19 May 2010, 11:57pm
Latest Wildlife News
by admin

Endangered Sea Lions Munch Endangered Salmon

At Bonneville Dam, the sea lions continue to munch endangered salmon, despite hazing — and a lethal injection program

By Scott Learn, The Oregonian May 13, 2010 [here]

BONNEVILLE DAM — Despite a flurry of shotgun-fired firecrackers, rubber buckshot and lethal injections that have killed 10 California sea lions this year, the amount of salmon eaten by sea lions at the first dam along the Columbia River is approaching record levels.

That’s the word from Robert Stansell, a fish biologist with the U.S. Army Corps of Engineers who has monitored the sea lion’s often surprising behavior since he started at Bonneville in 1982.

“These animals do learn over time,” Stansell says. “Every time I think I know something, the next year they throw me a curveball.”

The lethal-take program, requested by Oregon, Washington and Idaho, is the first in the nation to kill marine mammals to save threatened or endangered salmon and steelhead since Congress passed the Marine Mammal Protection Act in 1972. The Columbia is home to a multibillion-dollar salmon restoration effort.

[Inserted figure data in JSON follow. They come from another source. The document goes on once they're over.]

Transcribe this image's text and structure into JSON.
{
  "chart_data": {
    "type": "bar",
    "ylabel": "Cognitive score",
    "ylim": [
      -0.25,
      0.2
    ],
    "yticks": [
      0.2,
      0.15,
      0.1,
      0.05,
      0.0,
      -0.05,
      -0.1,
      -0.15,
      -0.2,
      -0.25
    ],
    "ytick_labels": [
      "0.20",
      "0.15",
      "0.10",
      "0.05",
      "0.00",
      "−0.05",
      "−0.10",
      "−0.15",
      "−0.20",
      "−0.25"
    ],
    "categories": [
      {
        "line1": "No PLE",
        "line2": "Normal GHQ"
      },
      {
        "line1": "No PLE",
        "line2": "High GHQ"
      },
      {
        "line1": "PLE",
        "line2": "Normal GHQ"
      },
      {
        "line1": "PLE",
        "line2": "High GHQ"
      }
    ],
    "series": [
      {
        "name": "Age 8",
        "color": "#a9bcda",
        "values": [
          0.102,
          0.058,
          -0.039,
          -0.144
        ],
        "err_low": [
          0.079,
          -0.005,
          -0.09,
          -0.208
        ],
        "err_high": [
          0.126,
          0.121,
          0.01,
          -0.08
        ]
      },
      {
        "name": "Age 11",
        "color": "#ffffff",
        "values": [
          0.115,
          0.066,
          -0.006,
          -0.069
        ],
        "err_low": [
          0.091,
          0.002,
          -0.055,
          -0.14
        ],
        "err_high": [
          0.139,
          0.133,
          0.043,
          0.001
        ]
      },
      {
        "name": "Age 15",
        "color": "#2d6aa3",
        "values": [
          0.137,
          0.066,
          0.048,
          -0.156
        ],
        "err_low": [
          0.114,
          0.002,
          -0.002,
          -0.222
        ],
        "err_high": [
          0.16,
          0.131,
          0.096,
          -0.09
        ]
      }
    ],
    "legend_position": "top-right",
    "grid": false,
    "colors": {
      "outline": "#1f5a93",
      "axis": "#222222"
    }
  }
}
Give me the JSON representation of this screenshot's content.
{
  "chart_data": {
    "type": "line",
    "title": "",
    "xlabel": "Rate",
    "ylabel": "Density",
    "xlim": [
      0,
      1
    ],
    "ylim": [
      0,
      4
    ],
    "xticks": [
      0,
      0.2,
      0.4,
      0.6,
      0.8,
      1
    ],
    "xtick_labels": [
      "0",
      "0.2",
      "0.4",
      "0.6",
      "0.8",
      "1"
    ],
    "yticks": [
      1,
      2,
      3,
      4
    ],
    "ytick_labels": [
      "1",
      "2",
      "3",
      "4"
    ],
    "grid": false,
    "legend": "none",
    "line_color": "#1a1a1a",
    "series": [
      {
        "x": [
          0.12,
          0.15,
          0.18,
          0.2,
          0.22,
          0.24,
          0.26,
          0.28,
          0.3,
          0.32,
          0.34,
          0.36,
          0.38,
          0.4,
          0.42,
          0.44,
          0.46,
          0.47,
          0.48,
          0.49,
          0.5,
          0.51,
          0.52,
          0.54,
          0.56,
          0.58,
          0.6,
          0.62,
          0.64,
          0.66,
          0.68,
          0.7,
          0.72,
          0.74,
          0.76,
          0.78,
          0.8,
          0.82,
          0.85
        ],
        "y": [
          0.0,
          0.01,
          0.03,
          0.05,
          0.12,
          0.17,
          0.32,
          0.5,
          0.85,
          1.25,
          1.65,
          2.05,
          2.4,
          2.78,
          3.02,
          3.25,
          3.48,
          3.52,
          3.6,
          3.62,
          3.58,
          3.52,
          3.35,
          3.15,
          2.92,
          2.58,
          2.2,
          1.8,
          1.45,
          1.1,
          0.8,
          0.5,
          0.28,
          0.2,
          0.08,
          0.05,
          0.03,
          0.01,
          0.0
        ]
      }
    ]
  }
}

But it’s not easy to rebalance nature at the base of a mammoth hydropower dam, even with observers on the dam from dawn to dusk to track the sea lion dietary preferences, shotgun-armed hazers on boats and along the dam, and four sea lion traps on shore below the dam’s north powerhouse.

Salmon eaten by California sea lions at the hydropower dam — 140 miles upstream but a prime spot for catching salmon before they swim up the fish ladders — are down this year. But the 73 spotted so far are up from last year and newcomers have spiked, signs opportunistic colleagues may be replacing animals trapped and killed at the dam. … [more]

22 May 2010, 9:22pm
by inde


Looks like the program is not working. The whole point of removing the sea lions has been to reduce the number of salmon eaten at the dam. But, the numbers clearly show that sea lions have consumed about the same amount of salmon (3,000-5,000) every year - regardless of the size of the run. It works out to be between 2%-4% every year. AND as sea lions are killed, others come up to take their place. The ESA predicted this was going to happen, but I guess the states thought that appeasing the angry and hysterical fishermen was more important than finding a better use for $800,000 /year on a program that is not yielding the results it was supposed to.

22 May 2010, 10:22pm
by Mike


Killer whales in the Columbia River now, too [here].